The Infadels - We Are Not The Infadels
(Thursday February 2, 2006 7:42 PM
)
Released on 30/01/06
Label: Wall of Sound
A hard band to pin down, The Infadels. When the grot-rock scene exploded in east London, they were in the thick of it, yet their shape-shifting electro-pop seemed completely out of step. They dressed in black, but their songs were relentlessly upbeat. One of them was a skinhead; another wore a bowler hat. Clearly they didn't want lazy hacks pigeonholing them. The awkward bastards.
Cool as it is that they try to be different, The Infadels' eclecticism has resulted in a somewhat messy debut album. From its title downwards, "We Are Not The Infadels" is an exercise in contrariness, veering wildly between propulsive tech-pop, Audio Bullys-style chav anthems and occasional bursts of '60s psych-rock. Yet amid this confusing maelstrom, there are a couple of moments to savour.
Let's face it: when a band opens their first album with a song called "Love Like Semtex", you're already offering them the comfortable chair and tea from your finest china.

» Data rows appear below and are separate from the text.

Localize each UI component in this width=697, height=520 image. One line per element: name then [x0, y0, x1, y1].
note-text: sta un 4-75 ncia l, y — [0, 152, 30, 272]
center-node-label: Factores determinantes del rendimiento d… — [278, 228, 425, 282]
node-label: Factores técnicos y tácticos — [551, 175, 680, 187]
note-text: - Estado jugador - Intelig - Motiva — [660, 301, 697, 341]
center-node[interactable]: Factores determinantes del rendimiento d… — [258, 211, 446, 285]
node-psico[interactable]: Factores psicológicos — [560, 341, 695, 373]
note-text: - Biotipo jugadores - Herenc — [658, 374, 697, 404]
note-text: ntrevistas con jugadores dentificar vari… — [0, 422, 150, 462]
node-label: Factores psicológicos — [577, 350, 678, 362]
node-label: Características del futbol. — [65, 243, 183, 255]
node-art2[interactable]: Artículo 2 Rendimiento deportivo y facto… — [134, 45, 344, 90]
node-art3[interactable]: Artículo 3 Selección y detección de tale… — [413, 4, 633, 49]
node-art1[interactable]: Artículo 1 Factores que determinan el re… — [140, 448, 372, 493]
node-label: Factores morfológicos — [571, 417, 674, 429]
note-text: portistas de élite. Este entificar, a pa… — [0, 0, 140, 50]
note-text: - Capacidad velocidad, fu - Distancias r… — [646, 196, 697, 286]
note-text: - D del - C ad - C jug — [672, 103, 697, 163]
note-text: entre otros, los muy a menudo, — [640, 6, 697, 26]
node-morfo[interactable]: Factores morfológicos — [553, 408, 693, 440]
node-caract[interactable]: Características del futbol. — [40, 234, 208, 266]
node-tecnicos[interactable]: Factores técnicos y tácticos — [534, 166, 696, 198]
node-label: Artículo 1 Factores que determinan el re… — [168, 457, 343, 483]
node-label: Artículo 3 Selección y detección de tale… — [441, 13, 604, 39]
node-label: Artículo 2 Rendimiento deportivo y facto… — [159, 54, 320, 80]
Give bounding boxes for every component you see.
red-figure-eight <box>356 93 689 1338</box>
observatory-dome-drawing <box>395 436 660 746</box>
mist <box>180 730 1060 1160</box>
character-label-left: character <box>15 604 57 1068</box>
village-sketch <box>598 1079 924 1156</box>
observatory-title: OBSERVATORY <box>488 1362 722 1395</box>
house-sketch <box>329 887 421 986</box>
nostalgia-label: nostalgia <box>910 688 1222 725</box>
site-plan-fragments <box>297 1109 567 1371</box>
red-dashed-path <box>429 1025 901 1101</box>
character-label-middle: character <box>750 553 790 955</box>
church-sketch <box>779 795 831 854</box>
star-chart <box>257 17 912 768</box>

What's more, the song - amazingly - lives up to its title. Like White Rose Movement single "Alsation", it's sleek, robotic and thrilling, even if its influences are worn plainly on its Cyberdog sleeve. Yeah: "Love Like Semtex" is a slogan to lipstick on your arm and a song to cherish.
Sadly, clichés emerge as a problem the moment track two kicks in. Ask yourself this question: if you're an '80s-reviving electro group with a pronounced Depeche Mode influence, should you really be using titles like "Can't Get Enough"? It's an extraordinary lapse into pastiche and, coming so soon after "Love Like Semtex", it establishes the pattern of wild inconsistency that dominates this record.
See, if you wanted to present The Infadels as the worst band in the world, a couple of tracks on here could save you writing a speech: "Topboy", for example, pits a bewilderingly thuggish vocal against bland Europop backing to produce an ugly massacre; "Jagger '67" is as every inch as tired and retro as its title suggests; and the lull that precedes "Stories From The Bar" is as long and uncomfortable as a Ryan Adams.. Nearly.
However, in its context - and as the tune The Infadels go out on - "Stories From The Bar" damn near saves the day. Sure, it's got filler lyrics (about "sailing a canoe to where the wild things are"), but it's still an endearingly cheap and cheerful surge of trash-pop, and with The Infadels this is the best you can hope for. Another of this album's hottest tunes is called "Murder That Sound" and features a cheesy false ending. Starting to get the picture?
Prone to mediocrity they may be, but The Infadels have passion, ambition and some nasty keyboard sounds. It compensates, just about.